Gambardello’s chart shows that a PMI expansion has aligned with previous bullish phases for Cardano. A clear example was the 2020/2021 bull cycle, when the coin grew tremendously as the manufacturing indicator strengthened.

Other macro factors also seem to be taking shape. Before the previous cycle’s run, the US Federal Reserve ended quantitative tightening, injecting billions of worth of liquidity into the market. The alignment with the business cycle further boosted capital rotation to the crypto sector, fueling price expansions.

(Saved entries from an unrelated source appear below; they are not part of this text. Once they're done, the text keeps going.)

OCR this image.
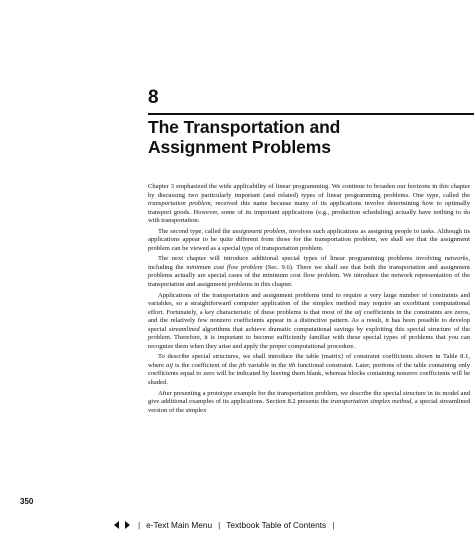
8
The Transportation and
Assignment Problems

Chapter 3 emphasized the wide applicability of linear programming. We continue to broaden our horizons in this chapter by discussing two particularly important (and related) types of linear programming problems. One type, called the transportation problem, received this name because many of its applications involve determining how to optimally transport goods. However, some of its important applications (e.g., production scheduling) actually have nothing to do with transportation.

The second type, called the assignment problem, involves such applications as assigning people to tasks. Although its applications appear to be quite different from those for the transportation problem, we shall see that the assignment problem can be viewed as a special type of transportation problem.

The next chapter will introduce additional special types of linear programming problems involving networks, including the minimum cost flow problem (Sec. 9.6). There we shall see that both the transportation and assignment problems actually are special cases of the minimum cost flow problem. We introduce the network representation of the transportation and assignment problems in this chapter.

Applications of the transportation and assignment problems tend to require a very large number of constraints and variables, so a straightforward computer application of the simplex method may require an exorbitant computational effort. Fortunately, a key characteristic of these problems is that most of the aij coefficients in the constraints are zeros, and the relatively few nonzero coefficients appear in a distinctive pattern. As a result, it has been possible to develop special streamlined algorithms that achieve dramatic computational savings by exploiting this special structure of the problem. Therefore, it is important to become sufficiently familiar with these special types of problems that you can recognize them when they arise and apply the proper computational procedure.

To describe special structures, we shall introduce the table (matrix) of constraint coefficients shown in Table 8.1, where aij is the coefficient of the jth variable in the ith functional constraint. Later, portions of the table containing only coefficients equal to zero will be indicated by leaving them blank, whereas blocks containing nonzero coefficients will be shaded.

After presenting a prototype example for the transportation problem, we describe the special structure in its model and give additional examples of its applications. Section 8.2 presents the transportation simplex method, a special streamlined version of the simplex

350
| e-Text Main Menu | Textbook Table of Contents |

A similar condition is playing out now. The US Fed ended QT in December, with $ADA entering its post-QT correction phase afterwards, as seen in earlier cycles. The analyst believes that when this concludes, the macro shift from liquidity contraction to expansion will fuel the next bull run.

Similar Pattern Led to a 17,414% Cardano Rally

Meanwhile, the analyst also highlighted another striking pattern from the previous cycle that preceded a 17,414% rally from $0.0177 to $3.10. He noted that the monthly stochastic relative strength index (RSI) recently entered the same oversold level that preceded this explosive move.

Notably, each drop to this level has always preceded a rebound, but Gambardello claimed the indicator’s development closely resembled what the market saw in late 2019 and early 2020. With better fundamentals this cycle, he stated that it was not over for Cardano yet amid persisting correction.

Interestingly, if $ADA pulls off a similar 17,414% rally, it will surpass $45 per coin. With this looking ambitious, analysts have highlighted more realistic targets, such as $10. Even so, there is no guarantee of its attainment.